「ゴート島の湾ではもはや何もできなくなった」――1977年にニュージーランドで初めて海洋保護区が設けられたときの新聞の見出しを思い出したとき、ビル・バランタインは新しい紙巻きたばこを作りながら皮肉混じりに笑った。彼は、北島のノースランドの海岸に接する5平方キロの海洋生物生息地を守るために12年間戦い続け、最終的に保護区の設置という勝利を得た。バランタインにとってそれは新しい時代の幕開けだったが、地域の反対意見を代弁する地元の新聞にとっては時代の終焉だったのである。
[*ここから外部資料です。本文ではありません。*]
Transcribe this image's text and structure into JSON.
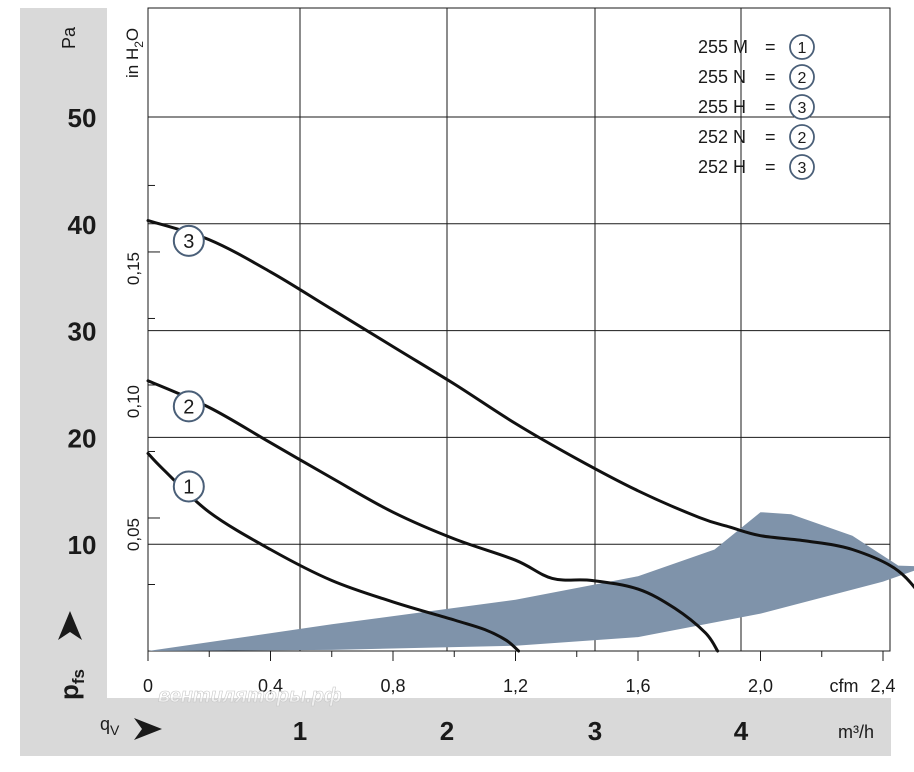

問題は保護区では何もとることができないということだった。その海域には人が一切介入してはならないことになったのである。つまり、釣りもできない、ヤスで突くこともできない、ロブスターを巣から引っ張り出すことも、カキを岩から引きはがすこともできない、ということ。かの新聞によれば、ニュージーランドの元気に満ちあふれたアウトドア好きがゴート島へわざわざ来る理由は、もはやなくなってしまったのだ。
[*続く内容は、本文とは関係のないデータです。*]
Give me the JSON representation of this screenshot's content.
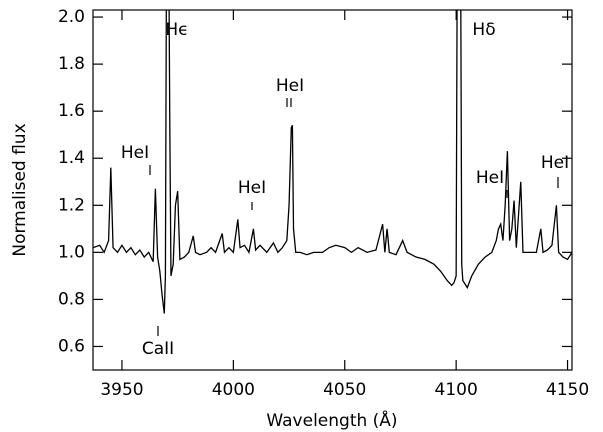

湾から内陸へ1キロ弱、ゴートアイランド通りに面した小さな自宅のダイニングで、バランタインはたばこを一口吸った。頭髪は薄く、ごわごわとした白いあご髭をたくわえた70歳の小ぎれいな男である。ゴート島を見渡せる丘の中腹に新設されたオークランド大学の海洋研究所の所長に就任するにあたり1964年にイングランドから移り住んで以来、ずっとここに暮らしている。軟体動物の専門家である彼が岩場にひざまずいて大好きなカサガイを調べる姿は、ゴート島では40年前から見慣れた光景だ。
彼が最初にここへ来たとき、ゴートアイランド通りは砂利道で洗濯板のように車のわだちでデコボコだったが、いまでは絶えることのない観光客の流れに対応するため海岸までずっと舗装されている。「毎年10万人が魚を見にやってくる。こうなるなんて誰も想像していなかった」とバランタインは言う。「学校の生徒がみんなウエットスーツを身につけて海へ行くようになるなんてことは、もし15年前に言っていたら笑いものになるだけだったろうが、いまではそれが日常だ」。
大勢の生徒を引き連れた学校の遠足。週末にシュノーケルを楽しむ人々。底がガラス張りのボートに乗って海中の様子を楽しむことができるツアー。そして海洋教育センター。このどれについても、大学や漁業と農業のコミュニティはまったく予見していなかった。そもそもこのコミュニティは、保護区というアイデアについて最初から意見が分かれていたのだ。